Most consistent funds: North America
14 January 2014
Investors tend to prefer passive funds to gain exposure to the world’s largest economy due to the perception that the market is so difficult to consistently outperform, and the latest research from FE Trustnet supports this view.
Investors have, in general, tended to favour passively managed funds for exposure to the US as few active portfolios in the sector have managed to consistently add value.
The Pioneer SICAV US Fundamental Growth fund did make the list of most consistent funds after delivering top-quartile performance in 2009, 2010, 2011 and 2012 and second-quartile performance last year, but is only available to institutional investors.
Although there were a number of actively managed retail funds that came close to beating the sector in each year between 2013 and 2009, the majority of them underperformed in the falling market of 2011.
One such portfolio is the $1.4bn Legg Mason Clearbridge US Aggressive Growth fund, which is co-managed by Richie Freeman and Evan Bauman.
Source: FE Analytics
The fund was a top-quartile performer and beat its Russell 3000 Growth benchmark in 2013, 2012, and 2010 (it was a top-quartile performer in 2009, although it narrowly underperformed against the index).
However, while its benchmark returned 2.49 per cent in 2011, the fund lost 1.92 per cent – meaning it underperformed the sector by around 40 basis points.
Nevertheless, its small loss in 2011 has had little impact on its cumulative returns.
According to FE Analytics, it is the sector’s best performer over five years, with returns of 137.9 per cent and has beaten the Russell 3000 Growth index by close to 20 percentage points.
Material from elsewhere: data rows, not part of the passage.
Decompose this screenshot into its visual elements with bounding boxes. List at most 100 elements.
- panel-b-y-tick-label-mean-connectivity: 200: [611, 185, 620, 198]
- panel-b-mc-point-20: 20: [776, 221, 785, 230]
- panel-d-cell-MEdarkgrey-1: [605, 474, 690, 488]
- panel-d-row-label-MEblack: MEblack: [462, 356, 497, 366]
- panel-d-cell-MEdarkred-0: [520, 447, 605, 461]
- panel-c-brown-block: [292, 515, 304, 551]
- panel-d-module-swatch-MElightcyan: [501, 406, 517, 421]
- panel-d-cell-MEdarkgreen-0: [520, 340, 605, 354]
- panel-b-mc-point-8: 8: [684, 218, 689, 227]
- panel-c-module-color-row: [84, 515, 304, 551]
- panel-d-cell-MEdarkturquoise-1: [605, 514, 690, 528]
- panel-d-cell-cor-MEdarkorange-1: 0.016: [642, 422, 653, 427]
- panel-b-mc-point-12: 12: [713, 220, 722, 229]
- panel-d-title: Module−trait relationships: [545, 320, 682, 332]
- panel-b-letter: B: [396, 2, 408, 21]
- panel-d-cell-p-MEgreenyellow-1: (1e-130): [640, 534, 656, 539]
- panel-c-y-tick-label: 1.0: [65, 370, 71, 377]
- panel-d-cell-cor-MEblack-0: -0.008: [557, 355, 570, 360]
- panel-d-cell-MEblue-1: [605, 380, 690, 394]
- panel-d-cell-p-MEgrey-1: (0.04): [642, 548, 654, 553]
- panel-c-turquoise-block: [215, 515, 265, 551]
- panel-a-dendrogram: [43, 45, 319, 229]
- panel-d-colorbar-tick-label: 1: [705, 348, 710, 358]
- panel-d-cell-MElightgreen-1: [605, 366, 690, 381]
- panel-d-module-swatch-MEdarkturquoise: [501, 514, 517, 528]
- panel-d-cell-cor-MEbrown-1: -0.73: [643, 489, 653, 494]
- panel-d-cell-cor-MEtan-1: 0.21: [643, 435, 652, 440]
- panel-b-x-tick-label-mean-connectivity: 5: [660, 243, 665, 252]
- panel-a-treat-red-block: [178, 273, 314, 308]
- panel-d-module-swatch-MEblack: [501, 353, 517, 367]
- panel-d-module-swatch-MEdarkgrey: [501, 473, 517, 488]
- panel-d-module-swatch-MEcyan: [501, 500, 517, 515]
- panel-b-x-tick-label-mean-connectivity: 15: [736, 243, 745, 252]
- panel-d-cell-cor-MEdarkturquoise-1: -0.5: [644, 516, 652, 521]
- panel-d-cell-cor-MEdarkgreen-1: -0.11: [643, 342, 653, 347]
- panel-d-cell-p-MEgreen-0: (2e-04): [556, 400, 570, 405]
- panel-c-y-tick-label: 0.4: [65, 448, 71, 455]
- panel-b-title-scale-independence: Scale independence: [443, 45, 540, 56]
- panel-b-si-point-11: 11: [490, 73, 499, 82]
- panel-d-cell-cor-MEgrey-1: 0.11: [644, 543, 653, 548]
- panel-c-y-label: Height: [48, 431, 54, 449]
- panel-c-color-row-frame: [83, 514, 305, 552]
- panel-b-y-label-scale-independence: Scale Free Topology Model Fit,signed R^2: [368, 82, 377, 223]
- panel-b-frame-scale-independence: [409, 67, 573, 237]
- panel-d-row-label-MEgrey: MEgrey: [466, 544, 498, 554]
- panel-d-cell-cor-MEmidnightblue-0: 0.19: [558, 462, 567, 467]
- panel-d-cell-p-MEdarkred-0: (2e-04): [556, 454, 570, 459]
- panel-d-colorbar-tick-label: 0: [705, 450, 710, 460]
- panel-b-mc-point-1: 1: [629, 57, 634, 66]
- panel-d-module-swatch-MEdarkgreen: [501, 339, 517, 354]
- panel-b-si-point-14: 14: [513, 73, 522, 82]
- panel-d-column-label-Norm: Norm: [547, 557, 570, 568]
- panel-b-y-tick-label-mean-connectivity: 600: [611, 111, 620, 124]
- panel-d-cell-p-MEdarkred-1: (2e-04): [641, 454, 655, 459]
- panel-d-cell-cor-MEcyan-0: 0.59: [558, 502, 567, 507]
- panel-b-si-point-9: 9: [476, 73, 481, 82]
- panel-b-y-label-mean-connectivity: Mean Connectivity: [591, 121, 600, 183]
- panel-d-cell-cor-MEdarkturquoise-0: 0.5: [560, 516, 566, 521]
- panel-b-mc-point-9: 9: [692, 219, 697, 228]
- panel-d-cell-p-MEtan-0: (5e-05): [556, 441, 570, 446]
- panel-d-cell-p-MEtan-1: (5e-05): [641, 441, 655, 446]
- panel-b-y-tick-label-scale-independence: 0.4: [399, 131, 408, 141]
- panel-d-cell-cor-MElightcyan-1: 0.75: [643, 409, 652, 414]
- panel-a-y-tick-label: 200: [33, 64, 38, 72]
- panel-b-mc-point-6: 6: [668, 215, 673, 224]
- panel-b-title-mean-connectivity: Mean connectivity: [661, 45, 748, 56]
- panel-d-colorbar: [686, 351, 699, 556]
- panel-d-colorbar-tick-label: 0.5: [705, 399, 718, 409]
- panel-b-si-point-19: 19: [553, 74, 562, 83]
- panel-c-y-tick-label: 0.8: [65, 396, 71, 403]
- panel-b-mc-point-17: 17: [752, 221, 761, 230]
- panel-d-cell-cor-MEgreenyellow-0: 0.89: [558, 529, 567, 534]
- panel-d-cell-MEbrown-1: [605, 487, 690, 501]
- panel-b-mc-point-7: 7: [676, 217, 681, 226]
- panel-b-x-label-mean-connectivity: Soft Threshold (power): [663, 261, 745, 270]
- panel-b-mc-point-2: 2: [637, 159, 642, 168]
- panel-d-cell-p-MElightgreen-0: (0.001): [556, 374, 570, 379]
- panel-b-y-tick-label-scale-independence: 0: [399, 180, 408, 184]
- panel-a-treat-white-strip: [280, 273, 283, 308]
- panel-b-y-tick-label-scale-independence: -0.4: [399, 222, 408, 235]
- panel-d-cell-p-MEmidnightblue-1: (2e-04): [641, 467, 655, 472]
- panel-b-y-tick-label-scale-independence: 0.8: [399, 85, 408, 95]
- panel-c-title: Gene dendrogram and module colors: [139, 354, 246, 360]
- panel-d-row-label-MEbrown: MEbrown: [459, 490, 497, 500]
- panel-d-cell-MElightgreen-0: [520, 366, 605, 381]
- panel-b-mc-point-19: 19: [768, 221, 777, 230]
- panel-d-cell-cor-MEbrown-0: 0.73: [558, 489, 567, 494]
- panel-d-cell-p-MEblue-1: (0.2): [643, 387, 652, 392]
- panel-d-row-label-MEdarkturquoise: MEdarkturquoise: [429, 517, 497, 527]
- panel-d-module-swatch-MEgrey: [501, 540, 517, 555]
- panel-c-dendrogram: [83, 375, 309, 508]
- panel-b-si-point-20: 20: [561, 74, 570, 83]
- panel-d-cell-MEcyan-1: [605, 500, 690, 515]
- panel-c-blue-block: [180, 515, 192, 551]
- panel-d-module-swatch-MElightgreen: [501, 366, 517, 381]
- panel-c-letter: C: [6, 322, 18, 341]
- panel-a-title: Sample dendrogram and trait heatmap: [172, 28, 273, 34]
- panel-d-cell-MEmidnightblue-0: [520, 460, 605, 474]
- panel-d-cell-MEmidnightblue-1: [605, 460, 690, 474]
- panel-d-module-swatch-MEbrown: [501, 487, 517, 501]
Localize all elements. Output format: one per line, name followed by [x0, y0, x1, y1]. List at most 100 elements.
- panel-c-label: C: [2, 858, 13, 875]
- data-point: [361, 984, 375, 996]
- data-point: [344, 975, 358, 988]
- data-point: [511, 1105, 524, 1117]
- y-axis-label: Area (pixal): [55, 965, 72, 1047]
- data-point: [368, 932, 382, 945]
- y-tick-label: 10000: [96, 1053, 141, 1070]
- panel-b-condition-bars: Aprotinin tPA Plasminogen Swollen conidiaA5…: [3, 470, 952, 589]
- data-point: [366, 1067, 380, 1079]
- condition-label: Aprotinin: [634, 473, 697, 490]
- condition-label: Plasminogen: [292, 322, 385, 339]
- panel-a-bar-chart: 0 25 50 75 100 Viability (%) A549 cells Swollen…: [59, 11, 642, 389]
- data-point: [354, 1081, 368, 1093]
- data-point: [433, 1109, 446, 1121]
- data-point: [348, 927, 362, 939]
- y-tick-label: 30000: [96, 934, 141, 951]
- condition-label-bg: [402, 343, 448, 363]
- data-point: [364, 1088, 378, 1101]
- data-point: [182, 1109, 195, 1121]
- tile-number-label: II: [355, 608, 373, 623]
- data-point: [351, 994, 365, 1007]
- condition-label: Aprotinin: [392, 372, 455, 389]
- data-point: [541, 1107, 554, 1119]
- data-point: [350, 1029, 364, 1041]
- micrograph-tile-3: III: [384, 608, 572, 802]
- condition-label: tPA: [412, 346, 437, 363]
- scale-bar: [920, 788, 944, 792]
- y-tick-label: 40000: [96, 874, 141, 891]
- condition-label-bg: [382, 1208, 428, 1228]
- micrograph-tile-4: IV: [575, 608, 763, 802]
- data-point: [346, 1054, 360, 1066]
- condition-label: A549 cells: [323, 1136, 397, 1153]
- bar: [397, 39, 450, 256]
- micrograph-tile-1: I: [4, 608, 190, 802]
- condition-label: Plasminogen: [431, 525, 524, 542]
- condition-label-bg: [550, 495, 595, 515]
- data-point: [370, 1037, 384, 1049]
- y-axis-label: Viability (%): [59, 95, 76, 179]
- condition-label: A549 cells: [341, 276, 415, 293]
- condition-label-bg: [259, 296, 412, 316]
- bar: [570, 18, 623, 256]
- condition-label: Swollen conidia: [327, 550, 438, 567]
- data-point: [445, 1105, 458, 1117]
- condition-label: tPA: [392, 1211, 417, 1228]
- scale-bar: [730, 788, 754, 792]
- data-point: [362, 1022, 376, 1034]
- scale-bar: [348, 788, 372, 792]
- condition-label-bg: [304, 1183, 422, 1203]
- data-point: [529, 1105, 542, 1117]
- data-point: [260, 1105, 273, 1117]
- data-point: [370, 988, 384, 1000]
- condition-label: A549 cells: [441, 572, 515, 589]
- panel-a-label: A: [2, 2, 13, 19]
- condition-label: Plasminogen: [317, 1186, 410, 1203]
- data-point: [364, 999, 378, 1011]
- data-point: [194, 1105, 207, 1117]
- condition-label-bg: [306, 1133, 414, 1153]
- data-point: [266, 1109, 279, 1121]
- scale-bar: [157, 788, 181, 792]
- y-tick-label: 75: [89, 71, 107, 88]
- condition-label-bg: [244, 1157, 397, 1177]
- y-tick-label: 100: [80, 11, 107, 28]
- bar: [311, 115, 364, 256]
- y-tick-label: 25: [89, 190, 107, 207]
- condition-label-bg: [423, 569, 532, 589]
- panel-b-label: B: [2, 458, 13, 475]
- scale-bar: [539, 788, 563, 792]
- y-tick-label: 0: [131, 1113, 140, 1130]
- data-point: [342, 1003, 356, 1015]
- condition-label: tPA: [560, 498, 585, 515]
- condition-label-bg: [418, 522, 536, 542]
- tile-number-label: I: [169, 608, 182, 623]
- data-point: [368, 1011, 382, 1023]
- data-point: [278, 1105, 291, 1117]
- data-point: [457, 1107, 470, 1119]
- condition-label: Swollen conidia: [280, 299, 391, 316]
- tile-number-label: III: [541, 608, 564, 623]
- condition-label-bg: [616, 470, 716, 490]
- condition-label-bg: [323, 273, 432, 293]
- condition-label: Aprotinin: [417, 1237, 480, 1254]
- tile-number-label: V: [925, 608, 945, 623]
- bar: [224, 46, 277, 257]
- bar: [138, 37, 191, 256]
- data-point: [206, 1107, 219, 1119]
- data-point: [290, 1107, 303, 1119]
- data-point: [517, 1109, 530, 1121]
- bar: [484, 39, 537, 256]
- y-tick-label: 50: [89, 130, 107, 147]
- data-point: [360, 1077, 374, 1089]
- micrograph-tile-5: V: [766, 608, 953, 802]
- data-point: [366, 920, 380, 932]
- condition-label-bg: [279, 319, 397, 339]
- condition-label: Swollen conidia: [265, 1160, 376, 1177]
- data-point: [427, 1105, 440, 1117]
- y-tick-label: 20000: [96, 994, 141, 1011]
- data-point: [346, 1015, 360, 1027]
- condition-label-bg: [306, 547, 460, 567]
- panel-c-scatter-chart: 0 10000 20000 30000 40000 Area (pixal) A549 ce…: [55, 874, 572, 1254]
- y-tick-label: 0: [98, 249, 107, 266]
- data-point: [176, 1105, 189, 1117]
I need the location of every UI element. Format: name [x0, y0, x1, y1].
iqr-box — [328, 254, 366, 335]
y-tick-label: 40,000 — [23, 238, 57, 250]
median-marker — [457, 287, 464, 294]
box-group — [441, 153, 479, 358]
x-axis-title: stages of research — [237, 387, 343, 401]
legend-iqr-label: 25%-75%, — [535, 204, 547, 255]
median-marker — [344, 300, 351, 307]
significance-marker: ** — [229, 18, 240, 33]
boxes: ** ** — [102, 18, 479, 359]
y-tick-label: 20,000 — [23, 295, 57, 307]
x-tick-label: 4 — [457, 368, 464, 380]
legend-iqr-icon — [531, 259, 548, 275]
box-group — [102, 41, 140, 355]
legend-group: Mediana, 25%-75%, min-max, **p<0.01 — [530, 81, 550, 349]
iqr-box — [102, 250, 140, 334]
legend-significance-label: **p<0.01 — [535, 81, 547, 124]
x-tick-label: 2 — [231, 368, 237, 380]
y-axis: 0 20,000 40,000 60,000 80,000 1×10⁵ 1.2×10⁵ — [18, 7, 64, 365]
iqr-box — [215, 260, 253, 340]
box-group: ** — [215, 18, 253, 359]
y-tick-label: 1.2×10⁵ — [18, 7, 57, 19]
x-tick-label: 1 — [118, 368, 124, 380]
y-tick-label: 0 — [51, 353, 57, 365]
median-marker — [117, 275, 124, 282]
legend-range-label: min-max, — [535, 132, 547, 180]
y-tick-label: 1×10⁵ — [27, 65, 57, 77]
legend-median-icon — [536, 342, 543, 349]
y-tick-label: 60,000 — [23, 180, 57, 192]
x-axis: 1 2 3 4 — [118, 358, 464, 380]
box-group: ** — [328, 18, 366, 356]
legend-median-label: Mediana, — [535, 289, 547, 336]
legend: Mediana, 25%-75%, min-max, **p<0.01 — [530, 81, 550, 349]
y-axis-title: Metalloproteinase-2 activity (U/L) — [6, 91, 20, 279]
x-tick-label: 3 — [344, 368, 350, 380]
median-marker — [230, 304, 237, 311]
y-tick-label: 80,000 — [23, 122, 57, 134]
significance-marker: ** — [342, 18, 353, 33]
It also sits comfortably in the top quartile over one and three years.
Performance of fund vs sector and index over 5yrs
Source: FE Analytics
There are three funds of funds that count Legg Mason Clearbridge US Aggressive as a top-10 holding, including Rathbone Multi Asset Enhanced Growth and Rathbone Multi Asset Strategic Growth, which are both headed up by FE Alpha Manager David Coombs.
Elizabeth Slover’s BNY Mellon American also narrowly missed the cut due to a poor 2011.
It too has been a top-quartile performer in four of the last five calendar years, however it fell a lot further than Legg Mason Clearbridge US Aggressive Growth in 2011 and eventually lost close to 10 per cent that year, which has hindered its five- and three-year returns.
Other funds that have narrowly missed out on featuring on the list include BlackRock US Opportunities, GAM Star Capital Appreciation US Equity and JPM US Select Equity Plus – all of which fell into the third or fourth quartile in 2011.
However, before writing off actively managed funds for their inconsistency of returns, it is worth pointing out that no tracker funds have made the list, because the average portfolio in the IMA North America sector beat the S&P 500 in 2013 and 2009.
A portfolio that is commonly regarded as one of the best active US funds for adding value is FE Alpha Manager Gordon Grender’s GAM North American Growth.
The £300m fund, which tends to invest in the lower end of the S&P 500, was a top quartile performer in 2012, 2011 and 2010. Nevertheless, it lagged behind the market in the recent rally and failed to rebound as strongly after the crash. As a result, it fell into the bottom quartile in 2013 and 2009.
It has, however, performed well in terms of capital protection.
Our data shows that it is top quartile for its maximum drawdown, downside risk and annualised volatility over the last five years and second quartile for its Sharpe ratio.
Also, GAM North American Growth was the best-performing fund in the sector in the crash year of 2008, with returns of 7.88 per cent, while the S&P 500 and sector average lost 13.39 per cent and 18.36 per cent, respectively.
Performance of fund vs sector and index in 2008
Source: FE Analytics
Although it was only launched in February 2009 and does not have a long enough track record to be eligible for this list, Legg Mason Capital Management Opportunity has dominated the IMA North America sector recently.
It is headed up by industry star Bill Miller, who famously outperformed the S&P 500 for 15 consecutive years between 1991 and 2005 when he managed the Legg Mason Capital Management Value Trust.
The fund, which is backed by Gavin Haynes and Ben Willis at Whitechurch due to Miller’s value approach, was the sector’s best performer in both 2012 and 2013.
Despite these returns, Legg Mason Capital Management Opportunity is only second quartile over three years, due to the fact it was the worst performing fund in the sector in 2011 with losses of 33.12 per cent.